Conversational in tone and thoroughly engaging, this travel narrative expresses joy at seeing just how many good, kind people there are in the world.
In Boarding Passes to Faraway Places, seasoned adventurer and travel writer Guy A. Sibilla, who calls himself “a hapless rambler with little regard for a world with borders,” recounts the sense of wonderment and exuberance that wandering the planet without a plan can bring.
By his teens, Sibilla, the son of an Italian American US Army serviceman and a Japanese mother, had spent half his life abroad. Not surprisingly, he became a travel writer. He has trekked throughout the Americas, Europe, Africa, Asia, Australia, and the Pacific Basin, keeping lively accounts of his travels in journals that are as much scrapbook as notepad.

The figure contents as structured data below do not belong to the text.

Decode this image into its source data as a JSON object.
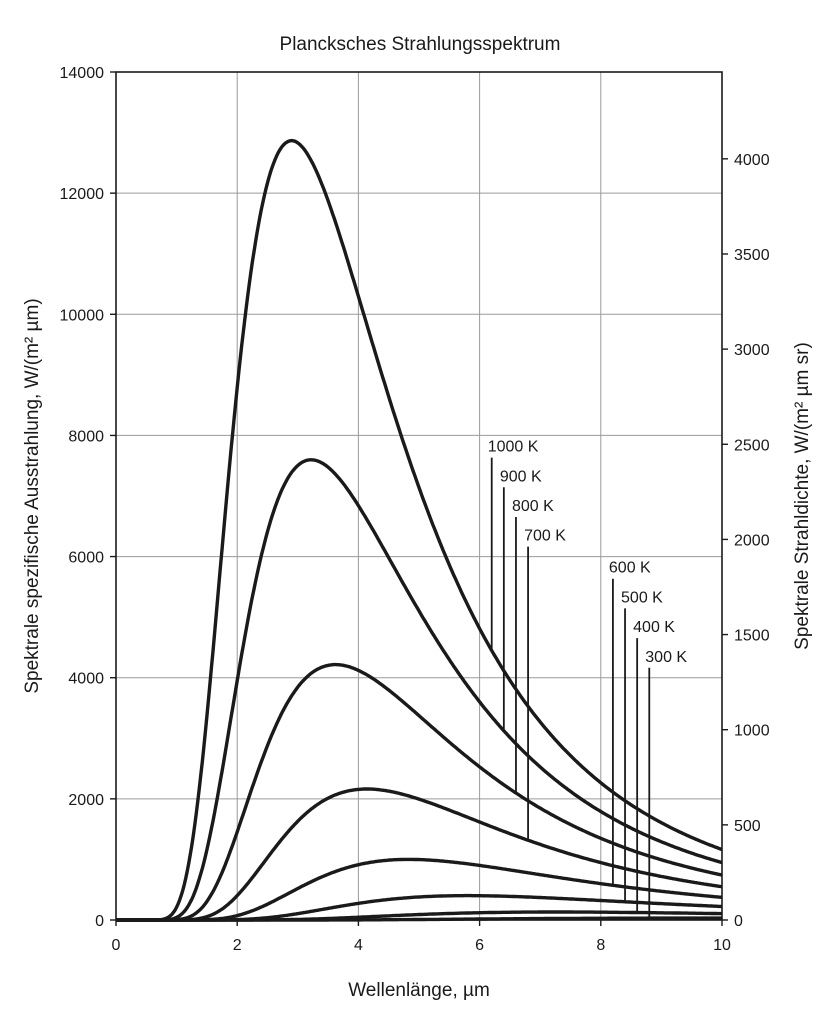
{
  "chart_data": {
    "type": "line",
    "title": "Plancksches Strahlungsspektrum",
    "xlabel": "Wellenlänge, µm",
    "ylabel": "Spektrale spezifische Ausstrahlung, W/(m² µm)",
    "y2label": "Spektrale Strahldichte, W/(m² µm sr)",
    "xlim": [
      0,
      10
    ],
    "ylim": [
      0,
      14000
    ],
    "y2lim": [
      0,
      4456.3
    ],
    "x_ticks": [
      "0",
      "2",
      "4",
      "6",
      "8",
      "10"
    ],
    "y_ticks": [
      "0",
      "2000",
      "4000",
      "6000",
      "8000",
      "10000",
      "12000",
      "14000"
    ],
    "y2_ticks": [
      "0",
      "500",
      "1000",
      "1500",
      "2000",
      "2500",
      "3000",
      "3500",
      "4000"
    ],
    "grid": true,
    "series": [
      {
        "name": "1000 K",
        "temperature": 1000,
        "label_x": 6.2,
        "label_y": 7700
      },
      {
        "name": "900 K",
        "temperature": 900,
        "label_x": 6.4,
        "label_y": 7210
      },
      {
        "name": "800 K",
        "temperature": 800,
        "label_x": 6.6,
        "label_y": 6720
      },
      {
        "name": "700 K",
        "temperature": 700,
        "label_x": 6.8,
        "label_y": 6230
      },
      {
        "name": "600 K",
        "temperature": 600,
        "label_x": 8.2,
        "label_y": 5700
      },
      {
        "name": "500 K",
        "temperature": 500,
        "label_x": 8.4,
        "label_y": 5210
      },
      {
        "name": "400 K",
        "temperature": 400,
        "label_x": 8.6,
        "label_y": 4720
      },
      {
        "name": "300 K",
        "temperature": 300,
        "label_x": 8.8,
        "label_y": 4230
      }
    ],
    "peak_values": {
      "1000 K": {
        "x": 2.9,
        "y": 12850
      },
      "900 K": {
        "x": 3.2,
        "y": 7600
      },
      "800 K": {
        "x": 3.62,
        "y": 4220
      },
      "700 K": {
        "x": 4.14,
        "y": 2160
      },
      "600 K": {
        "x": 4.83,
        "y": 1010
      },
      "500 K": {
        "x": 5.8,
        "y": 405
      },
      "400 K": {
        "x": 7.2,
        "y": 135
      }
    },
    "colors": {
      "curve": "#1a1a1a",
      "grid": "#9a9a9a",
      "axis": "#1a1a1a"
    }
  }
}
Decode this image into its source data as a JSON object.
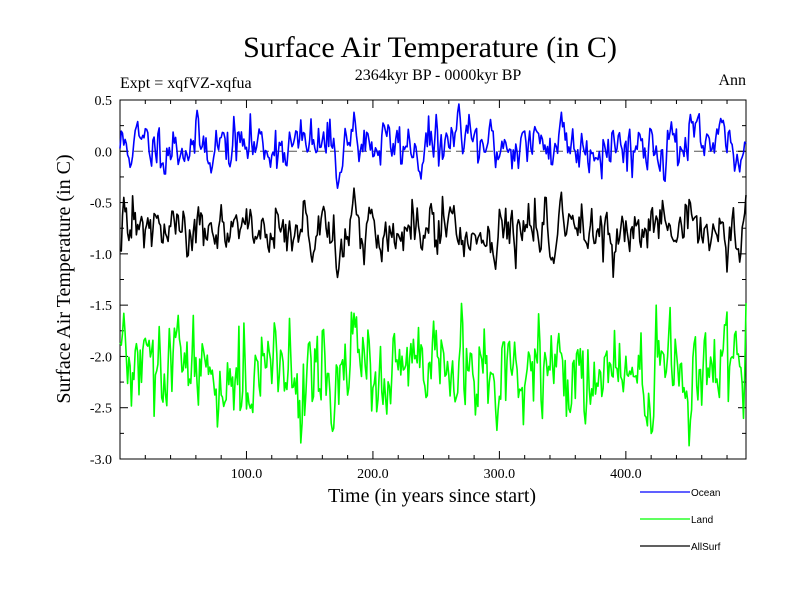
{
  "chart_data": {
    "type": "line",
    "title": "Surface Air Temperature (in C)",
    "subtitle": "2364kyr BP - 0000kyr BP",
    "expt_label": "Expt = xqfVZ-xqfua",
    "period_label": "Ann",
    "xlabel": "Time (in years since start)",
    "ylabel": "Surface Air Temperature (in C)",
    "xlim": [
      0,
      495
    ],
    "ylim": [
      -3.0,
      0.5
    ],
    "xticks": [
      100,
      200,
      300,
      400
    ],
    "xtick_labels": [
      "100.0",
      "200.0",
      "300.0",
      "400.0"
    ],
    "yticks": [
      0.5,
      0.0,
      -0.5,
      -1.0,
      -1.5,
      -2.0,
      -2.5,
      -3.0
    ],
    "ytick_labels": [
      "0.5",
      "0.0",
      "-0.5",
      "-1.0",
      "-1.5",
      "-2.0",
      "-2.5",
      "-3.0"
    ],
    "zero_line": 0.0,
    "n_years": 495,
    "series": [
      {
        "name": "Ocean",
        "color": "#0000ff",
        "mean": 0.06,
        "amplitude": 0.13,
        "anomalies": [
          [
            172,
            -0.36
          ],
          [
            185,
            0.38
          ],
          [
            268,
            0.46
          ],
          [
            238,
            -0.27
          ],
          [
            349,
            0.38
          ],
          [
            490,
            -0.2
          ]
        ]
      },
      {
        "name": "Land",
        "color": "#00ff00",
        "mean": -2.17,
        "amplitude": 0.24,
        "anomalies": [
          [
            3,
            -1.58
          ],
          [
            185,
            -1.58
          ],
          [
            46,
            -1.6
          ],
          [
            168,
            -2.73
          ],
          [
            420,
            -2.75
          ],
          [
            298,
            -2.72
          ]
        ]
      },
      {
        "name": "AllSurf",
        "color": "#000000",
        "mean": -0.78,
        "amplitude": 0.13,
        "anomalies": [
          [
            3,
            -0.45
          ],
          [
            185,
            -0.36
          ],
          [
            172,
            -1.23
          ],
          [
            297,
            -1.15
          ],
          [
            490,
            -1.08
          ],
          [
            349,
            -0.4
          ]
        ]
      }
    ],
    "legend": {
      "placement": "bottom-right",
      "entries": [
        "Ocean",
        "Land",
        "AllSurf"
      ]
    }
  }
}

Boarding Passes to Faraway Places celebrates the act of movement itself as it shares Sibilla’s love for discovering people, places, and cultures that mere tourists will never know—journeys taken on foot, on horseback, in canoes, and on buses, traversing deserts, jungles, mountains, glaciers and crevasses, tightly-packed towns, and remote outposts carrying the bare necessities in his backpack. “Wherever I ended up, even for a day, I was home,” he writes.
The book covers the years 2000 through 2007 and Sibilla’s travels to India, Pakistan, Myanmar (Burma), the cities and deserts of Syria and Jordan, Togo with its voodoo culture, the jungles of Belize, Guatemala, and Mexico, Rapa Nui (Easter Island), and the war zone of Timor-Leste. Captivating and colorful, its descriptions bring these places and their people to life. India was “the most exotic, disgusting, enchanting, appalling, poetic, filthy, bewildering, beguiling place on earth,” and his romanticized visions of Indian monastic life were shattered by the reality of a friend’s Dharamsala monastery accommodations: “a Motel 6 from hell.” Yet India, a luminous land of contrasts, taught him “to grab poetry from the air” around him.
Other contrasts are as vivid: the total devastation of East Timor contrasted with the brilliant beauty of the three-hundred-foot-high dome of Burma’s Shwedagon Pagoda, covered in gold, diamonds, rubies, and sapphires; Buddhist monks in timeless robes, their shaved heads hunched over computer screens in Dharamsala; Damascus, the site of bitter conflicts between politics and religion and at the same time home to some of mankind’s highest aspirations; and, after so much movement, the refreshing time spent breaking bread and swapping songs with Bedouins in the desert, sleeping on the red sand beneath the Milky Way with shooting stars falling into his hair.
Conversational in tone and thoroughly engaging, the narrative expresses both the dangers encountered and the joy of seeing just how many good, kind people there are in the world. There is also plenty of wry humor; it’s both scary and funny to see the words, “Oh! God Save Me!” painted on the front bumper of a bus navigating hairpin turns in mountainous terrain. The text presents some errors in grammar, syntax, spelling, and subject-verb agreement, and there is an odd shift to US involvement in a coup d’état in Chile in the midst of a section on Tahiti.
If Guy A. Sibilla’s Boarding Passes to Faraway Places has one overriding message besides excitement, adventure, and learning the truth that “there are few gifts more precious than living a day exceptionally well,” it’s surely this: “Don’t let fear keep you from taking chances, sometimes even with your life. Joy and wonder live there.”